Just like the mythical rulers in his favorite series of books, local student/George R.R. Martin reader Steve Halburt rules his “Game of Thrones” watch parties with an iron fist. The only member of the Sunday night get together to have read the source material, Halburt has taken a vow to guide his friends, but strike without mercy if necessary.

Since “Luke with his parent’s HBO Go account” first began the weekly watch parties 3 years ago, Halburt has functioned as a constant guide to the inner workings of Westboros. Thanks to his encyclopedic knowledge of “Game of Thrones” supplemental material Halburt prides himself in giving his subjects a greater knowledge of the series that they mainly watch for the nude scenes.

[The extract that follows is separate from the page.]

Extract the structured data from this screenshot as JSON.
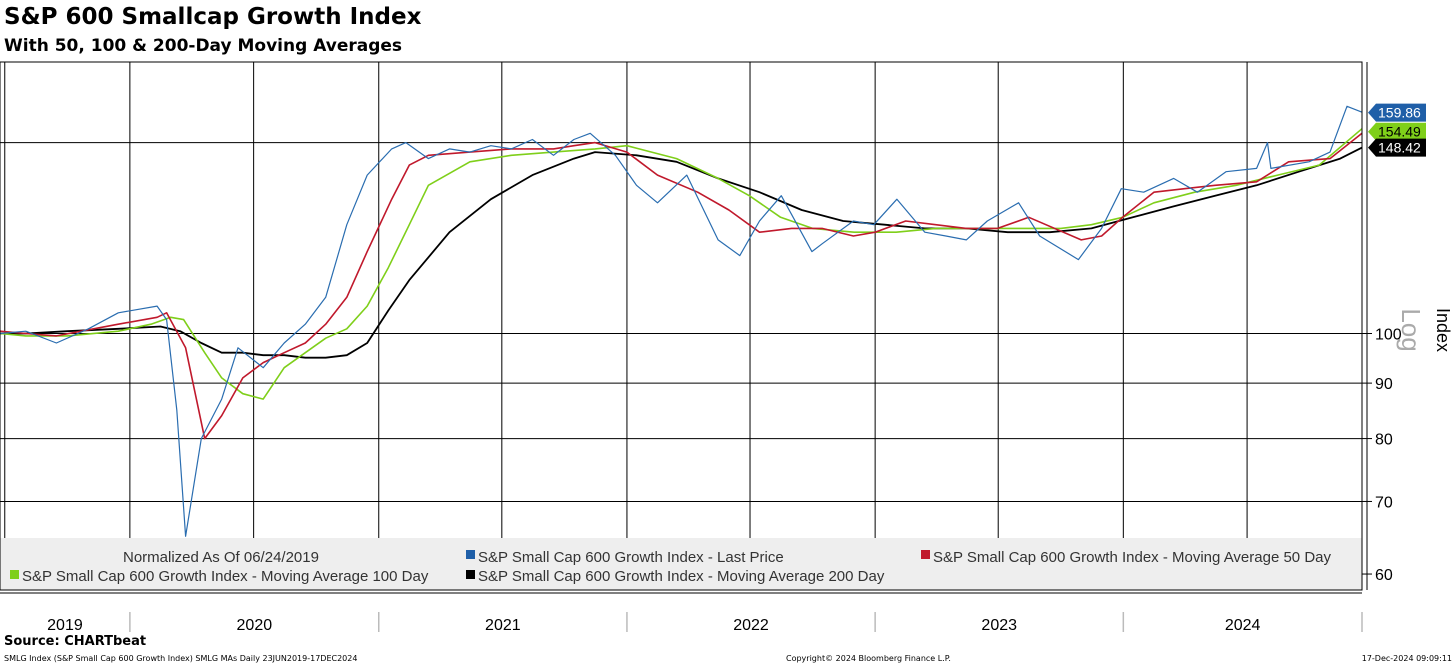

Ever the good king, Halburt has only been forced to show his true might once. The uprising in question, a mid-season two watch party where Kyle made the mistake of running to get more salsa before Steve finished explaining the Baratheon house sigil, ended with Kyle being handed a list of prominent character deaths for the next 2 seasons. There have been no further rebellions.

When asked about the incident, Kyle praised his leader.

“Yeah, he’s..he’s great. That thing with the salsa was a little weird but I mean, he HAS read the book, he IS better than us. I just wish he’d stop saying ‘You know nothing’ whenever I ask my other friends what they think will happen next season. But yeah, he’s alright for a self-imposed tyrant.”

The borders of Halburt’s realm extend beyond the wall of the Luke’s dorm room and into any coffee shop or airport where someone has the privilege to be reading or watching the series in his presence.

Halburt’s reign could possibly end in a fevered political debate not unlike the one’s that he keeps insisting were “soooo much more dramatic in the original book.” Luke and the other proletariat concluded that Halburt had never once brought chips and he would be left out of the group text invite for Season 4.